Sing Along - Even Breathing
The recent ruling by the Supreme Court has put me in the mind of how vulnerable pregnant women are. It’s not something I’ll ever fully be able to appreciate, but having been a witness to the process from start to finish, I have observed a few things about breathing and sleep that couldn’t escape the melody in my mind for this song.
Did you know if you are a person who is pregnant, and you sleep the wrong way in bed, you can wake up in the middle of the night gasping for air?
I didn’t know this either until I watched it happen. It will make you scared enough to go the emergency room the next morning to make sure everything is “ok” (indeed, a doctor will recommend you come in immediately if you have breathing problems). There were tears in the examination room as I sat quietly listening to the nurse (also pregnant and extraordinarily kind and reassuring) explain to both Lindsey and I that this was a thing.
There is some nerve in the back and can get “pinched” if the weight of your pregnant body lies squarely and relaxed on it when you sleep. Although I am a person lucky enough not to ever have to give birth, I still can see how the weight of a growing body can put pressure on your respiratory system when lying on your back.
There are unattractive and weird body pillows you can buy (we bought one) that helps pregnant ladies sleep comfortably and not be in danger of random night-time suffocation. I’m still in shock we were able to sell it later on. I’ve learned that there is no bed-making technique good enough to overcome the strange, ineffable feeling you get when you see a body pillow on a freshly made bed.
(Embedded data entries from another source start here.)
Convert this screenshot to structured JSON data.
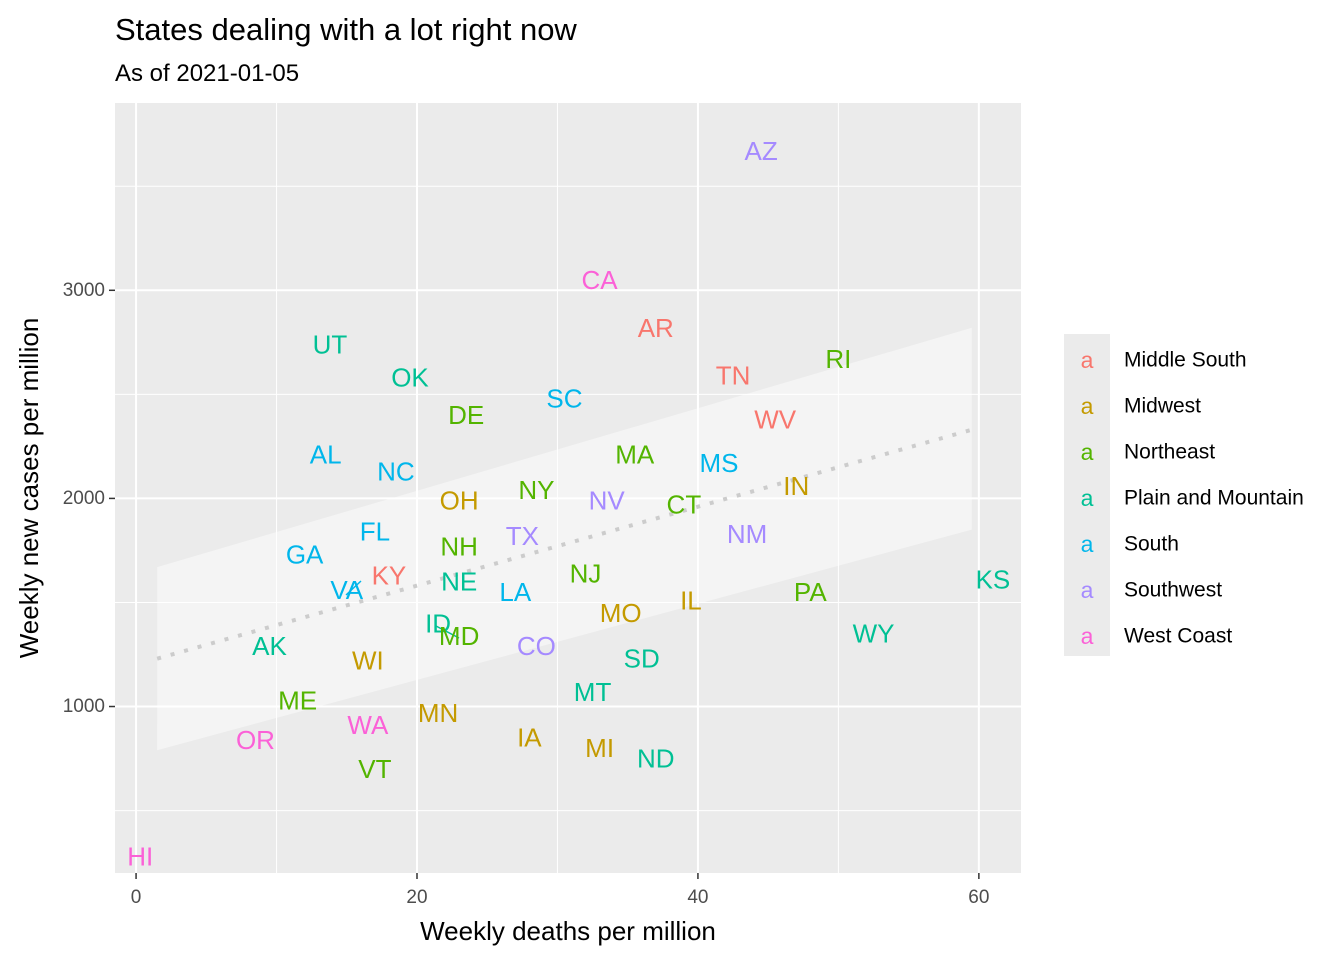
{
  "chart_data": {
    "type": "scatter",
    "title": "States dealing with a lot right now",
    "subtitle": "As of 2021-01-05",
    "xlabel": "Weekly deaths per million",
    "ylabel": "Weekly new cases per million",
    "xlim": [
      -1.5,
      63
    ],
    "ylim": [
      200,
      3900
    ],
    "x_ticks": [
      0,
      20,
      40,
      60
    ],
    "x_tick_labels": [
      "0",
      "20",
      "40",
      "60"
    ],
    "y_ticks": [
      1000,
      2000,
      3000
    ],
    "y_tick_labels": [
      "1000",
      "2000",
      "3000"
    ],
    "grid": true,
    "legend_position": "right",
    "legend_key_glyph": "a",
    "groups": [
      {
        "name": "Middle South",
        "color": "#F8766D"
      },
      {
        "name": "Midwest",
        "color": "#C49A00"
      },
      {
        "name": "Northeast",
        "color": "#53B400"
      },
      {
        "name": "Plain and Mountain",
        "color": "#00C094"
      },
      {
        "name": "South",
        "color": "#00B6EB"
      },
      {
        "name": "Southwest",
        "color": "#A58AFF"
      },
      {
        "name": "West Coast",
        "color": "#FB61D7"
      }
    ],
    "trend": {
      "type": "linear",
      "style": "dotted",
      "x": [
        1.5,
        59.5
      ],
      "y": [
        1230,
        2330
      ],
      "ci_lower": [
        790,
        1850
      ],
      "ci_upper": [
        1670,
        2820
      ]
    },
    "points": [
      {
        "label": "AZ",
        "x": 44.5,
        "y": 3670,
        "group": "Southwest"
      },
      {
        "label": "CA",
        "x": 33.0,
        "y": 3050,
        "group": "West Coast"
      },
      {
        "label": "AR",
        "x": 37.0,
        "y": 2820,
        "group": "Middle South"
      },
      {
        "label": "UT",
        "x": 13.8,
        "y": 2740,
        "group": "Plain and Mountain"
      },
      {
        "label": "RI",
        "x": 50.0,
        "y": 2670,
        "group": "Northeast"
      },
      {
        "label": "OK",
        "x": 19.5,
        "y": 2580,
        "group": "Plain and Mountain"
      },
      {
        "label": "TN",
        "x": 42.5,
        "y": 2590,
        "group": "Middle South"
      },
      {
        "label": "SC",
        "x": 30.5,
        "y": 2480,
        "group": "South"
      },
      {
        "label": "DE",
        "x": 23.5,
        "y": 2400,
        "group": "Northeast"
      },
      {
        "label": "WV",
        "x": 45.5,
        "y": 2380,
        "group": "Middle South"
      },
      {
        "label": "AL",
        "x": 13.5,
        "y": 2210,
        "group": "South"
      },
      {
        "label": "MA",
        "x": 35.5,
        "y": 2210,
        "group": "Northeast"
      },
      {
        "label": "MS",
        "x": 41.5,
        "y": 2170,
        "group": "South"
      },
      {
        "label": "NC",
        "x": 18.5,
        "y": 2130,
        "group": "South"
      },
      {
        "label": "IN",
        "x": 47.0,
        "y": 2060,
        "group": "Midwest"
      },
      {
        "label": "NY",
        "x": 28.5,
        "y": 2040,
        "group": "Northeast"
      },
      {
        "label": "OH",
        "x": 23.0,
        "y": 1990,
        "group": "Midwest"
      },
      {
        "label": "NV",
        "x": 33.5,
        "y": 1990,
        "group": "Southwest"
      },
      {
        "label": "CT",
        "x": 39.0,
        "y": 1970,
        "group": "Northeast"
      },
      {
        "label": "FL",
        "x": 17.0,
        "y": 1840,
        "group": "South"
      },
      {
        "label": "NM",
        "x": 43.5,
        "y": 1830,
        "group": "Southwest"
      },
      {
        "label": "TX",
        "x": 27.5,
        "y": 1820,
        "group": "Southwest"
      },
      {
        "label": "NH",
        "x": 23.0,
        "y": 1770,
        "group": "Northeast"
      },
      {
        "label": "GA",
        "x": 12.0,
        "y": 1730,
        "group": "South"
      },
      {
        "label": "KY",
        "x": 18.0,
        "y": 1630,
        "group": "Middle South"
      },
      {
        "label": "NJ",
        "x": 32.0,
        "y": 1640,
        "group": "Northeast"
      },
      {
        "label": "KS",
        "x": 61.0,
        "y": 1610,
        "group": "Plain and Mountain"
      },
      {
        "label": "NE",
        "x": 23.0,
        "y": 1600,
        "group": "Plain and Mountain"
      },
      {
        "label": "LA",
        "x": 27.0,
        "y": 1550,
        "group": "South"
      },
      {
        "label": "PA",
        "x": 48.0,
        "y": 1550,
        "group": "Northeast"
      },
      {
        "label": "IL",
        "x": 39.5,
        "y": 1510,
        "group": "Midwest"
      },
      {
        "label": "VA",
        "x": 15.0,
        "y": 1560,
        "group": "South"
      },
      {
        "label": "MO",
        "x": 34.5,
        "y": 1450,
        "group": "Midwest"
      },
      {
        "label": "ID",
        "x": 21.5,
        "y": 1400,
        "group": "Plain and Mountain"
      },
      {
        "label": "WY",
        "x": 52.5,
        "y": 1350,
        "group": "Plain and Mountain"
      },
      {
        "label": "AK",
        "x": 9.5,
        "y": 1290,
        "group": "Plain and Mountain"
      },
      {
        "label": "CO",
        "x": 28.5,
        "y": 1290,
        "group": "Southwest"
      },
      {
        "label": "MD",
        "x": 23.0,
        "y": 1340,
        "group": "Northeast"
      },
      {
        "label": "WI",
        "x": 16.5,
        "y": 1220,
        "group": "Midwest"
      },
      {
        "label": "SD",
        "x": 36.0,
        "y": 1230,
        "group": "Plain and Mountain"
      },
      {
        "label": "MT",
        "x": 32.5,
        "y": 1070,
        "group": "Plain and Mountain"
      },
      {
        "label": "ME",
        "x": 11.5,
        "y": 1030,
        "group": "Northeast"
      },
      {
        "label": "MN",
        "x": 21.5,
        "y": 970,
        "group": "Midwest"
      },
      {
        "label": "WA",
        "x": 16.5,
        "y": 910,
        "group": "West Coast"
      },
      {
        "label": "OR",
        "x": 8.5,
        "y": 840,
        "group": "West Coast"
      },
      {
        "label": "IA",
        "x": 28.0,
        "y": 850,
        "group": "Midwest"
      },
      {
        "label": "MI",
        "x": 33.0,
        "y": 800,
        "group": "Midwest"
      },
      {
        "label": "ND",
        "x": 37.0,
        "y": 750,
        "group": "Plain and Mountain"
      },
      {
        "label": "VT",
        "x": 17.0,
        "y": 700,
        "group": "Northeast"
      },
      {
        "label": "HI",
        "x": 0.3,
        "y": 280,
        "group": "West Coast"
      }
    ]
  }
}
We discuss quality of sleep often in our house. While Lindsey is a self-proclaimed light-sleeper and had difficulty early on in our relationship sleeping next to me, I learned this was completely understandable as I made a recording to actually hear what kind of sound I was making. After listening to the recording and observing the visible waves in the sound recording the next morning there was no doubt that I had a snoring issue. Lindsey went half on a sleeping machine for me as she simply could not sleep through my loud (but rhythmic) snoring. She would get out of bed when I had started to (loudly) drift asleep. I was blissfully unaware of the scale and aggressiveness of the noise my body was making while I was unconscious.
When the baby came, breathing became an activity I never knew I would think about so much. The moment he arrived I expected screaming (if you can scream you can breathe)—but there was no screaming or crying for what seemed like an eternity (it was probably only like 30 seconds). When he started screaming it was like he had officially been “born.” I wept in the delivery room and simultaneously told him that he did a great job and how good he looked. This is sort of an unfair thing for a mom—as her work isn’t done when the baby arrives (look it up). When the baby slept quietly at night (rarely) I almost couldn’t take the stress of wondering if he was breathing and whether he would keep breathing. But he did! And he still is. But let me go check just in case.